PANGANDARAN – Masalah kesehatan jantung bukan hanya dominasi orang dewasa. Penyakit Jantung Bawaan (PJB) menjadi ancaman nyata yang menyerang bayi bahkan sejak dalam kandungan. Hal ini menjadi sorotan utama dalam program edukasi kesehatan “NGOBATAN” (Ngobrol Bareng Seputar Kesehatan) yang digelar oleh RSUD Pandega Pangandaran.

​Hadir sebagai narasumber, Ir. Nalagafiar Puratmaja, BMedSc (Hons)., Sp. JP., FIHA, dokter spesialis Jantung dan Pembuluh Darah RSUD Pandega. Beliau mengupas tuntas apa itu PJB, bagaimana mendeteksinya, hingga langkah penanganan yang tepat bagi orang tua.

​Apa Itu Penyakit Jantung Bawaan?

​Menurut dr. Nalagafiar, Penyakit Jantung Bawaan adalah kelainan pada struktur jantung yang terjadi akibat proses pembentukan organ yang tidak sempurna pada masa janin. “Ini bukan penyakit menular, melainkan kelainan pembentukan yang sudah ada sejak lahir,” ujarnya dalam sesi NGOBATAN.

​Kelainan ini bisa bervariasi, mulai dari kebocoran sekat jantung hingga penyempitan katup atau pembuluh darah jantung. Jika tidak dideteksi dini, kondisi ini dapat mengganggu tumbuh kembang anak secara permanen.

​Gejala yang Harus Diwaspadai Orang Tua

​Dalam obrolan santai tersebut, dr. Nalagafiar menekankan pentingnya orang tua mengenali tanda-tanda fisik pada anak yang mencurigakan, antara lain:

    • Warna kebiruan (Sianosis): Bibir, lidah, atau kuku anak terlihat membiru, terutama saat menangis atau menyusu.
    • Napas Cepat dan Sesak: Anak terlihat kesulitan bernapas meski tidak sedang beraktivitas berat.
    • Gangguan Menyusu: Bayi sering berhenti menyusu karena kelelahan dan berkeringat berlebih.
    • Berat Badan Sulit Naik: Pertumbuhan fisik anak cenderung tertinggal dibanding teman sebaya.

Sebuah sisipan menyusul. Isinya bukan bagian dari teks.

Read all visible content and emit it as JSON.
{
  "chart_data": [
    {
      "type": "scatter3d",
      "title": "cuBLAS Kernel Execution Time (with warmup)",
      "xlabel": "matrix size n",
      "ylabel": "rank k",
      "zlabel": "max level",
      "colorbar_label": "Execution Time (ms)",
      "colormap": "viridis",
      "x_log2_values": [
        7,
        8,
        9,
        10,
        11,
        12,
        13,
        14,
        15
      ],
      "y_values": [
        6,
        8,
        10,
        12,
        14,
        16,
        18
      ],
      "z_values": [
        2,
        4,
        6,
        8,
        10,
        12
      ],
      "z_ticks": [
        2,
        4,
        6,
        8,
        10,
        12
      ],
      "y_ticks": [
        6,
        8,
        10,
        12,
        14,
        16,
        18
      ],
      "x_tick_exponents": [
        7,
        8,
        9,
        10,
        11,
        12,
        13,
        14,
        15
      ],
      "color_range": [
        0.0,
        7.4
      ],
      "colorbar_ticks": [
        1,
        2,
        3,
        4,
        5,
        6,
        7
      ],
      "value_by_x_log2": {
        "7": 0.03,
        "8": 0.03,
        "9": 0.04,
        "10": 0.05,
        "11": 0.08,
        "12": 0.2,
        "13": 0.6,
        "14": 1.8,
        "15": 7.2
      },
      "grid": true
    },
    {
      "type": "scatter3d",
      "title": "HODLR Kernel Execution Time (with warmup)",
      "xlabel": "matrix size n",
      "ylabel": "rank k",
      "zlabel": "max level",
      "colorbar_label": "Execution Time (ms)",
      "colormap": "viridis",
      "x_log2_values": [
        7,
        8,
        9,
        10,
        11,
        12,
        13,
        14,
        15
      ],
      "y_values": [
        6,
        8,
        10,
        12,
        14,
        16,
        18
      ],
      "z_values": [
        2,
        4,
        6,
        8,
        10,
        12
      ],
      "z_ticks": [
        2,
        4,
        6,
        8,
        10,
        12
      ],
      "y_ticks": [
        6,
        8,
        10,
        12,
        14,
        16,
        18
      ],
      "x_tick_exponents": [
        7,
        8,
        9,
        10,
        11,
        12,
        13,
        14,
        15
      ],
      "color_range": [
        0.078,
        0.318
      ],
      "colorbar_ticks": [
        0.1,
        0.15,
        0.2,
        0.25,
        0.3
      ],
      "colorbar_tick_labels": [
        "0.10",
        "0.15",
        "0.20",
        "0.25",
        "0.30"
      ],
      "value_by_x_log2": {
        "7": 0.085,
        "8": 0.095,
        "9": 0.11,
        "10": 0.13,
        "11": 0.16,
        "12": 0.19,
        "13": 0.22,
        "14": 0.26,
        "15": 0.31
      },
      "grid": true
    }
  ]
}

​”Deteksi dini adalah kunci. Semakin cepat ditemukan, peluang anak untuk tumbuh normal akan semakin besar,” tegas dr. Nalagafiar.

 

​Pentingnya Pemeriksaan Rutin

​RSUD Pandega Pangandaran melalui program ini mengajak masyarakat untuk tidak ragu melakukan konsultasi jika menemukan gejala tersebut. Saat ini, teknologi medis memungkinkan diagnosa PJB dilakukan melalui Echocardiography (USG Jantung) yang tersedia di fasilitas layanan jantung RSUD Pandega.

​Pencegahan juga bisa dimulai sejak masa kehamilan dengan menjaga pola makan, menghindari paparan rokok, serta melakukan pemeriksaan rutin ke dokter kandungan.

​Penutup dan Layanan

​Program NGOBATAN diharapkan dapat meningkatkan literasi kesehatan warga Pangandaran, sehingga kasus-kasus kelainan jantung pada anak dapat tertangani lebih awal oleh ahli medis yang tepat.

Tentang Narasumber:

Ir. Nalagafiar Puratmaja adalah dokter spesialis Jantung dan Pembuluh Darah yang berpraktik di RSUD Pandega Pangandaran, memiliki keahlian dalam menangani berbagai masalah kardiovaskular baik pada dewasa maupun kasus bawaan.